Mary Proc (at podium) gives a brief acceptance speech after being named LRIW's Outstanding Woman of the Year.
Photo: Daniel Niepow

Who are some of your mentors in rail?
It would be hard to name them all. In addition to specific individuals, I look to large systems everywhere for inspiration. Right now, GO Transit wants to improve the range of retail we’re offering throughout our system, and so we're looking at best practices in Japan, Switzerland, France, England and North America — really around the world.
How has GO Transit changed since you've been at the helm of customer service?
I was lucky to join in 2008 just after the big recession, when governments realized that investing in transit would save roads, reduce pollution, create jobs, and stimulate the economy.

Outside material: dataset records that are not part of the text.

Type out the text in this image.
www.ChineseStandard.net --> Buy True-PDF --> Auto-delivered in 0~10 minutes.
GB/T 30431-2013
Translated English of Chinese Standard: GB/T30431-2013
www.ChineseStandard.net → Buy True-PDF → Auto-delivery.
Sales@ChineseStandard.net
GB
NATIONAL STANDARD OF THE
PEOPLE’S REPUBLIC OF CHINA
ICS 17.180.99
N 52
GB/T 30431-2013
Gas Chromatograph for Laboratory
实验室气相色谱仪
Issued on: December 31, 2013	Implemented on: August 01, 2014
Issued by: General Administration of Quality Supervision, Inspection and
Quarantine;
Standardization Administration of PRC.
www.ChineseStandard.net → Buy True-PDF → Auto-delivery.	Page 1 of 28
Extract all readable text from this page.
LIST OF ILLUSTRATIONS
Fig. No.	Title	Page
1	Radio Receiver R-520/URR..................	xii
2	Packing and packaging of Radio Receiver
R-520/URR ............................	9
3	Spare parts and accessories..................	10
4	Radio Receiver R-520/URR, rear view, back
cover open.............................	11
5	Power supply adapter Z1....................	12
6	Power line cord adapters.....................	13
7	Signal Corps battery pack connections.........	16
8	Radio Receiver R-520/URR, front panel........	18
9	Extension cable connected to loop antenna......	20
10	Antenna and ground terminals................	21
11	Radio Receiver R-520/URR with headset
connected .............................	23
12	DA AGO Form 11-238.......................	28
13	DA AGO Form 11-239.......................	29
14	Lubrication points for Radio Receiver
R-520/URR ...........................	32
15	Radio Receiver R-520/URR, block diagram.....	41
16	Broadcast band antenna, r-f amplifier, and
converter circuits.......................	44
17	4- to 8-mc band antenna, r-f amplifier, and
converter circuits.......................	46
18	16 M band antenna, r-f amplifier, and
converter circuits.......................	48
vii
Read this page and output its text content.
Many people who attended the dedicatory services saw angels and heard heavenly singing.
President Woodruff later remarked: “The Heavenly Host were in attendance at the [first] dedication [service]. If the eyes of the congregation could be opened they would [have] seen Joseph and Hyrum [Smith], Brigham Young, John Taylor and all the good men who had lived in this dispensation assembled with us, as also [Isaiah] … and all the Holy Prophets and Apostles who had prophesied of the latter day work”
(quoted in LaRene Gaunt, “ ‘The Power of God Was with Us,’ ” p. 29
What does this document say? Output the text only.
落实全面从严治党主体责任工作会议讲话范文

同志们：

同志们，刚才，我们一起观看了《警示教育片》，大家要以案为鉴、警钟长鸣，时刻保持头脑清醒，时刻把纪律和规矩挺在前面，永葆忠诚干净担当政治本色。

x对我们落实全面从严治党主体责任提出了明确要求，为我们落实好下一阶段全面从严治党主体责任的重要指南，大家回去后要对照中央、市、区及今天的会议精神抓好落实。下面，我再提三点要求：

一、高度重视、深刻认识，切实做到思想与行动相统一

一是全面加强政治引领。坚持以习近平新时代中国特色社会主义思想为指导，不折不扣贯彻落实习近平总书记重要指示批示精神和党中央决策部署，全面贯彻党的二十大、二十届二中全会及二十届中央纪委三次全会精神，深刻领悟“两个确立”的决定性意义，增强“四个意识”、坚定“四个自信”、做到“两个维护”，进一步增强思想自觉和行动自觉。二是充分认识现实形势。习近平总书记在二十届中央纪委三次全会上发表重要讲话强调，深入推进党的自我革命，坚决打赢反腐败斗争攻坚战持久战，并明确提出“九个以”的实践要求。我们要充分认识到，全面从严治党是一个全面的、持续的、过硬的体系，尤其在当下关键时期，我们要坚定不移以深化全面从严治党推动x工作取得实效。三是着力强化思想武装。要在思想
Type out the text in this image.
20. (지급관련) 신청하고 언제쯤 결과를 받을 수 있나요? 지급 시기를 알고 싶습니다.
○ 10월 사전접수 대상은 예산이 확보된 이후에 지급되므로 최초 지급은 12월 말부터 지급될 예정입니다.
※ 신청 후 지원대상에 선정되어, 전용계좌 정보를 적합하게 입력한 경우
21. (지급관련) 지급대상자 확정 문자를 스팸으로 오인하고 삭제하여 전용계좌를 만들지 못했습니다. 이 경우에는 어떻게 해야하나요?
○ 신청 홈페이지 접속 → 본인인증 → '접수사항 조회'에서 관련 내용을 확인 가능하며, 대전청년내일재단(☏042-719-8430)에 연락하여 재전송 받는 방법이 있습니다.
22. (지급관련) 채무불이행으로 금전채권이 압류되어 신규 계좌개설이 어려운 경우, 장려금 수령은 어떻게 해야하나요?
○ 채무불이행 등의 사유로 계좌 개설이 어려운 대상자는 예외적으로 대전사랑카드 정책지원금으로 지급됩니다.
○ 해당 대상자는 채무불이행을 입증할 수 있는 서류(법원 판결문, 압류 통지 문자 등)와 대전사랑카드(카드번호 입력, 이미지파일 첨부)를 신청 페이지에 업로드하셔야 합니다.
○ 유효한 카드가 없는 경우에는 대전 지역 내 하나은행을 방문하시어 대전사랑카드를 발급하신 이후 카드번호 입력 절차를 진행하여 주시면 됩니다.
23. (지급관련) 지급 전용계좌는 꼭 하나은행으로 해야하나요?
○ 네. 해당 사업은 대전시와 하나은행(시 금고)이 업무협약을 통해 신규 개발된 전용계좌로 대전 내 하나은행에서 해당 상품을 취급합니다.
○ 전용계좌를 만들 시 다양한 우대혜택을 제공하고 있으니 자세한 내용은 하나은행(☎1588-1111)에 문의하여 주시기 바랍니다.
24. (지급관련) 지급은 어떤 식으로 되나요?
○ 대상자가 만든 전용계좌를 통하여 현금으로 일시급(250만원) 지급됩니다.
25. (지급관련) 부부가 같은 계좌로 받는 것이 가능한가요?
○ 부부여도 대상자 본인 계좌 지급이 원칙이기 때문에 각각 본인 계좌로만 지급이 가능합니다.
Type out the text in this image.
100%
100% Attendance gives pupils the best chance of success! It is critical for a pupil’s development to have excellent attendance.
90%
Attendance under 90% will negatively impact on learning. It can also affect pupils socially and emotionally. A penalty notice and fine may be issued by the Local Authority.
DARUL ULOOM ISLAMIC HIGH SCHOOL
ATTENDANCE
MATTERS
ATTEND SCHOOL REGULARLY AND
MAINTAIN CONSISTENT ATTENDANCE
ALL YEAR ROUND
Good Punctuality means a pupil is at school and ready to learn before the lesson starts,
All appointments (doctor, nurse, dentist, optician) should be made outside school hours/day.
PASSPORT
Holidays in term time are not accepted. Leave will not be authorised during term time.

It's no surprise that our on-time and service improvements coincided with this "funding tap" being turned on. At the same time, we decided to put the "voice of the customer" at the center of everything we did. Since then we recruited an on-line panel of 7,000 customers who give us input on our programs. We also do a deep-dive into the 650,000 calls and escalations we get annually in order to help resolve their root cause. Our staff now gets regular customer service training, and each and every one knows the promises in our passenger charter.
What are your goals for GO Transit?
We are looking to introduce quick service restaurants throughout our system to better satisfy our customers’ needs. We are also exploring the potential for "Click N Collect" — the fastest growing segment of online shopping. We are in the market now, looking for a partner to offer an app that GO customers could load onto their smart phone, order and pay for groceries on their way into work in the morning, and find the food at refrigerated lockers at GO stations on the way home. Every indication is that our customers would appreciate a service like this. For sure, I would use it.

What advice would you give to young people considering a career in rail? Do you have specific advice for women in particular?
This industry employs such a wide array of talent — everyone from engineers to graphic designers to HR specialists. My advice to young people would be to join one or more of the industry associations, and then to volunteer to head one of their activities. It’s a quick and sure-fire way to rapidly increase your network, and improve your reputation. To women, I would only say “aim higher." There's never a downside to applying for a better job.
Where do you see yourself in five years?
Hopefully sitting on a customer satisfaction rating with GO of 90 percent or higher.